Despite the physical bullying, she’d never gotten the impression that he aimed to do her harm. When he called her “goddess,” his tone was sarcastic and acidic, but she’d heard something near to reverence. Years of hearing it from her followers meant she recognized unconscious awe. He didn’t realize how much he gave away by insulting her with that particular word.

She struggled through the crowd, dodging frantic hands that beseeched her for help—or held her back—but she wore a tight smile. Here she’d thought herself incapable, or more arrogantly, above using her physical senses. Tallis was right that she’d become complacent.

What had she expected to happen? That Pashkah would simply let her go? The properties of a psychic Mask—many Masks, in her case—only extended so far. She could’ve hidden forever had she lived an unassuming life, especially had she emigrated. But because Dragon Kings could no longer bear children, she would’ve lived day to day without purpose. A useless hermit.

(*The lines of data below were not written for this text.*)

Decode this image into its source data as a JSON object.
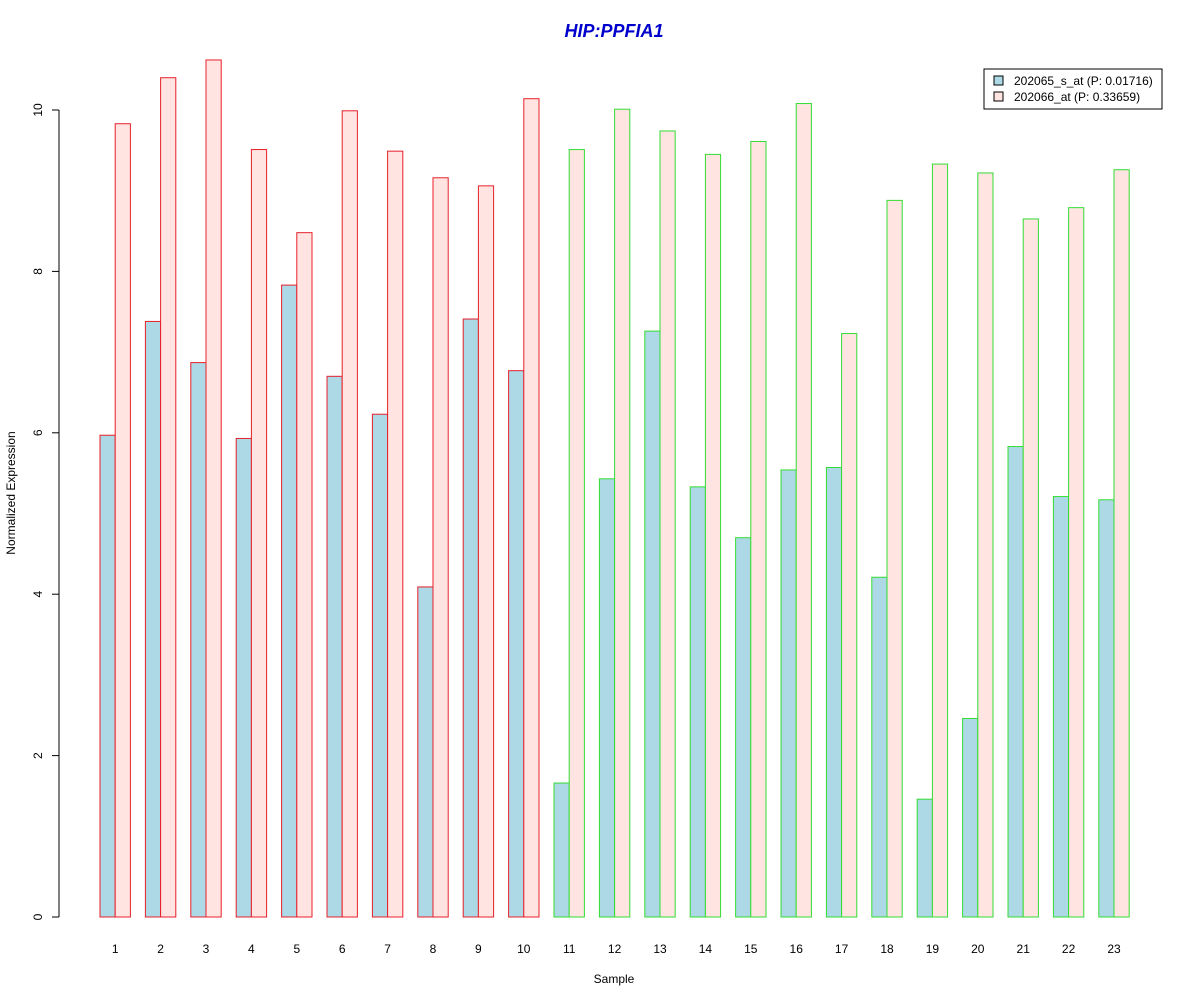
{
  "chart_data": {
    "type": "bar",
    "title": "HIP:PPFIA1",
    "xlabel": "Sample",
    "ylabel": "Normalized Expression",
    "ylim": [
      0,
      10.6
    ],
    "yticks": [
      0,
      2,
      4,
      6,
      8,
      10
    ],
    "categories": [
      "1",
      "2",
      "3",
      "4",
      "5",
      "6",
      "7",
      "8",
      "9",
      "10",
      "11",
      "12",
      "13",
      "14",
      "15",
      "16",
      "17",
      "18",
      "19",
      "20",
      "21",
      "22",
      "23"
    ],
    "groups": [
      "red",
      "red",
      "red",
      "red",
      "red",
      "red",
      "red",
      "red",
      "red",
      "red",
      "green",
      "green",
      "green",
      "green",
      "green",
      "green",
      "green",
      "green",
      "green",
      "green",
      "green",
      "green",
      "green"
    ],
    "group_colors": {
      "red": "#e8202a",
      "green": "#33dd33"
    },
    "series": [
      {
        "name": "202065_s_at (P: 0.01716)",
        "fill": "#add8e6",
        "values": [
          5.97,
          7.38,
          6.87,
          5.93,
          7.83,
          6.7,
          6.23,
          4.09,
          7.41,
          6.77,
          1.66,
          5.43,
          7.26,
          5.33,
          4.7,
          5.54,
          5.57,
          4.21,
          1.46,
          2.46,
          5.83,
          5.21,
          5.17
        ]
      },
      {
        "name": "202066_at (P: 0.33659)",
        "fill": "#ffe4e1",
        "values": [
          9.83,
          10.4,
          10.62,
          9.51,
          8.48,
          9.99,
          9.49,
          9.16,
          9.06,
          10.14,
          9.51,
          10.01,
          9.74,
          9.45,
          9.61,
          10.08,
          7.23,
          8.88,
          9.33,
          9.22,
          8.65,
          8.79,
          9.26
        ]
      }
    ],
    "title_color": "#0000cc",
    "legend_position": "top-right",
    "grid": false
  }
}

Anger swelled in her chest, fighting for a place where her aching breath huffed. Pashkah would not take this from her, and neither would Tallis of Pendray. Whatever she needed to do to escape, she would do. She was the only person able to reveal Pashkah’s treachery and reunite her people.

Raghupati was dead. Omanand was dead. She mourned the loss of two men willing to make a difference, standing beside her and perhaps helping to bear a few of her decades-old burdens.

Thankfully, the Black Guard had scattered into the crowd, leaving the altar a solitary heap of rock.

Tallis grabbed her arm. “Let me go first.”

“By all means.”

The deepening shadows of evening meant his features were harder to discern. The color was gone. She’d liked his hair, tipped with a silvery sheen, and she’d liked his deep blue eyes. Too bad. She was stuck with a deranged Pendray whose looks were a hindrance to her ability to concentrate.

A distracted Indranan courted death by a ready sibling. And so the cycle of death and madness continued.

Creeping through the archway, Tallis kept his back to the altar and circled to the rear. His stealth was impressive. He was in tune with himself and the vagaries of the physical world—typical of the Pendray, as was his stubborn lack of sense. That came standard with their kind.

“What am I looking for?” he whispered over his shoulder.

She caught Chandrani’s arm as the larger woman swayed, still clutching her head. “A span of rock with flecks of copper,” Kavya said. “It’s not sandstone or granite. It conceals a tunnel for escape.”

“I knew you weren’t that naive.”

“Perhaps I was.” She glanced back to where the Guardsmen were rounding up women. More and more men had been pushed to the eastern side of the valley, contained by guards holding Dragon-forged swords. That gold- touched gleam on otherwise ordinary steel was unmistakable. They wouldn’t be able to fight back, or even flee. Only the Dragon knew their fate. “I had been hoping for unity, not planning for worst-case scenarios.”